An All Day Garden

Beit Hashita Kibbutz Across Four Generations

B.Arch final project, 5th year.
Lecturers: Arch. Ifat Finkelman, Arch. Deborah Pinto Fdeda

"An All-Day Garden" is a term coined by my great-grandfather, the architect Shmuel (Milek) Bickels, to describe the public garden within the kibbutz — a space that supports daily life for all members and weaves the living areas into a unified landscape: the collective home.

My other great-grandfather, Aryeh Ben-Gurion, was an educator and founder of the Kibbutz Holiday Archive. He documented everyday life in these communal spaces, and the cultural traditions he revived and reimagined became foundational to the kibbutz movement.

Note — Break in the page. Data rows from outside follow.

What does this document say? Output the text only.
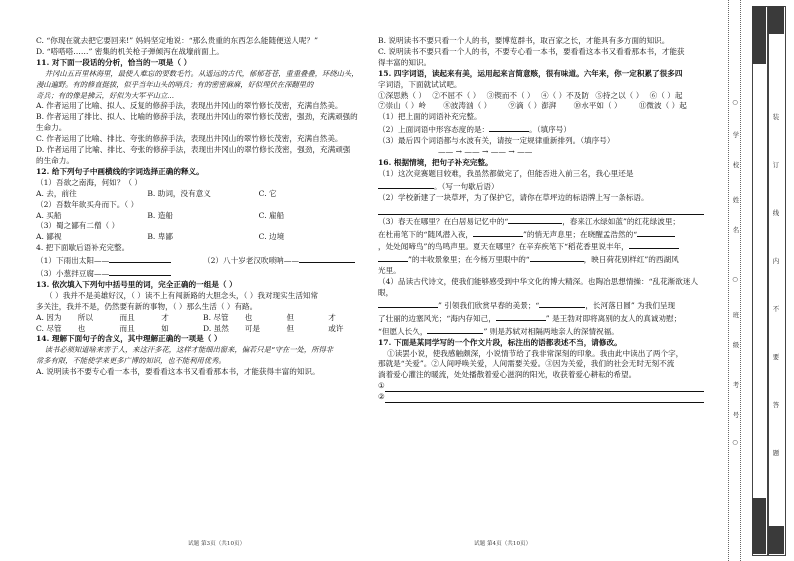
C. “你现在就去把它要回来!” 妈妈坚定地说：“那么贵重的东西怎么能随便送人呢？”

D. “嗒嗒嗒……” 密集的机关枪子弹倾泻在战壕前面上。

11. 对下面一段话的分析，恰当的一项是（ ）

井冈山五百里林海里，最使人难忘的要数毛竹。从遥远的古代，郁郁苍苍，重重叠叠，环绕山头，

漫山遍野。有的修直挺拔，似乎当年山头的哨兵；有的密密麻麻，好似埋伏在深翻里的

奇兵；有的像是拂云，好似为大军平山立...

A. 作者运用了比喻、拟人、反复的修辞手法，表现出井冈山的翠竹修长茂密，充满自然美。

B. 作者运用了排比、拟人、比喻的修辞手法，表现出井冈山的翠竹修长茂密，强劲，充满顽强的

生命力。

C. 作者运用了比喻、排比、夸张的修辞手法，表现出井冈山的翠竹修长茂密，充满自然美。

D. 作者运用了比喻、排比、夸张的修辞手法，表现出井冈山的翠竹修长茂密，强劲，充满顽强

的生命力。

12. 给下列句子中画横线的字词选择正确的释义。

（1）吾欲之南海，何如？（ ）

A. 去，前往	B. 助词，没有意义	C. 它

（2）吾数年欲买舟而下。（ ）

A. 买船	B. 造船	C. 雇船

（3）蜀之鄙有二僧（ ）

A. 鄙视	B. 卑鄙	C. 边境

4. 把下面歇后语补充完整。

（1）下雨出太阳——	（2）八十岁老汉吹唢呐——

（3）小葱拌豆腐——

13. 依次填入下列句中括号里的词，完全正确的一组是（ ）

（ ）我并不是美雄好汉，（ ）读不上有闯新路的大胆念头，（ ）我对现实生活知常

多关注，我并不是，仍然要有新的事物，（ ）那么生活（ ）有路。

A. 因为	所以	而且	才	B. 尽管	也	但	才
C. 尽管	也	而且	如	D. 虽然	可是	但	或许

14. 理解下面句子的含义，其中理解正确的一项是（ ）

读书必须知道啥来害于人，来这汗多花，这样才能细出窗来，偏若只是“守在一处，所得非

常多有限，不能使学来更多广博的知识，也不能利用优秀。

A. 说明读书不要专心看一本书，要看看这本书又看看那本书，才能获得丰富的知识。

试题 第3页（共10页）

B. 说明读书不要只看一个人的书，要博览群书，取百家之长，才能具有多方面的知识。

C. 说明读书不要只看一个人的书，不要专心看一本书，要看看这本书又看看那本书，才能获

得丰富的知识。

15. 四字词语，读起来有美，运用起来言简意赅，很有味道。六年来，你一定积累了很多四

字词语，下面就试试吧。

①深思熟（ ） ②不屈不（ ） ③锲而不（ ） ④（ ）不及防 ⑤持之以（ ） ⑥（ ）起
⑦崇山（ ）岭	⑧波涛汹（ ）	⑨滴（ ）澎湃	⑩水平如（ ）	⑪微波（ ）起

（1）把上面的词语补充完整。

（2）上面词语中形容态度的是：	。（填序号）

（3）最后四个词语都与水波有关，请按一定规律重新排列。（填序号）

—— → —— → —— → ——

16. 根据情境，把句子补充完整。

（1）这次竞赛题目较难，我虽然都做完了，但能否进入前三名，我心里还是

。（写一句歇后语）

（2）学校新建了一块草坪，为了保护它，请你在草坪边的标语牌上写一条标语。

（3）春天在哪里？在白居易记忆中的“	，春来江水绿如蓝”的红花绿波里；

在杜甫笔下的“随风潜入夜，	”的悄无声息里；在晓醒孟浩然的“

，处处闻啼鸟”的鸟鸣声里。夏天在哪里？在辛弃疾笔下“稻花香里说丰年，

”的丰收景象里；在今杨万里眼中的“	，映日荷花别样红”的西湖风

光里。

（4）品读古代诗文，使我们能够感受到中华文化的博大精深。也陶冶思想情操：“乱花渐欲迷人眼，

” 引领我们欣赏早春的美景；“	，长河落日圆” 为我们呈现

了壮丽的边塞风光；“海内存知己，	” 是王勃对即将离别的友人的真诚劝慰；

“但愿人长久，	” 则是苏轼对相隔两地亲人的深情祝福。

17. 下面是某同学写的一个作文片段，标注出的语都表述不当，请修改。

①读罢小说，使我感触颇深，小说情节给了我非常深刻的印象。我由此中读出了两个字，

那就是“关爱”。②人间呼唤关爱，人间需要关爱。③因为关爱，我们的社会无时无刻不流

淌着爱心灌注的暖流，处处播散着爱心滋润的阳光，收获着爱心耕耘的希望。

①
②
试题 第4页（共10页）
○
○
○
学
校
姓
名
班
级
考
号
装
订
线
内
不
要
答
题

This project revisits their legacy to explore the kibbutz environment — past and present — through three themes:

Agora, Landscape-Garden, Detail.

Kibbutz Beit Hashita, where both men lived and worked, and where I was born as the fourth generation, serves as the case study.

1961

1983

2024

agora

Landscape-garden

detail

"An All-Day Garden" proposes an intervention in the Agora — historically and still today the heart of the kibbutz. This space stretches between two key sites: the old laundry building, to be transformed into a home for the Kibbutz Holiday Archive founded by Aryeh, and the Cultural Hall, which will finally be completed according to Milek’s original design.

The project redefines the relationship between public buildings and the garden structure, adapting them to current needs. It offers a renewed spatial interpretation of the mythic social model of the kibbutz — and what it has become.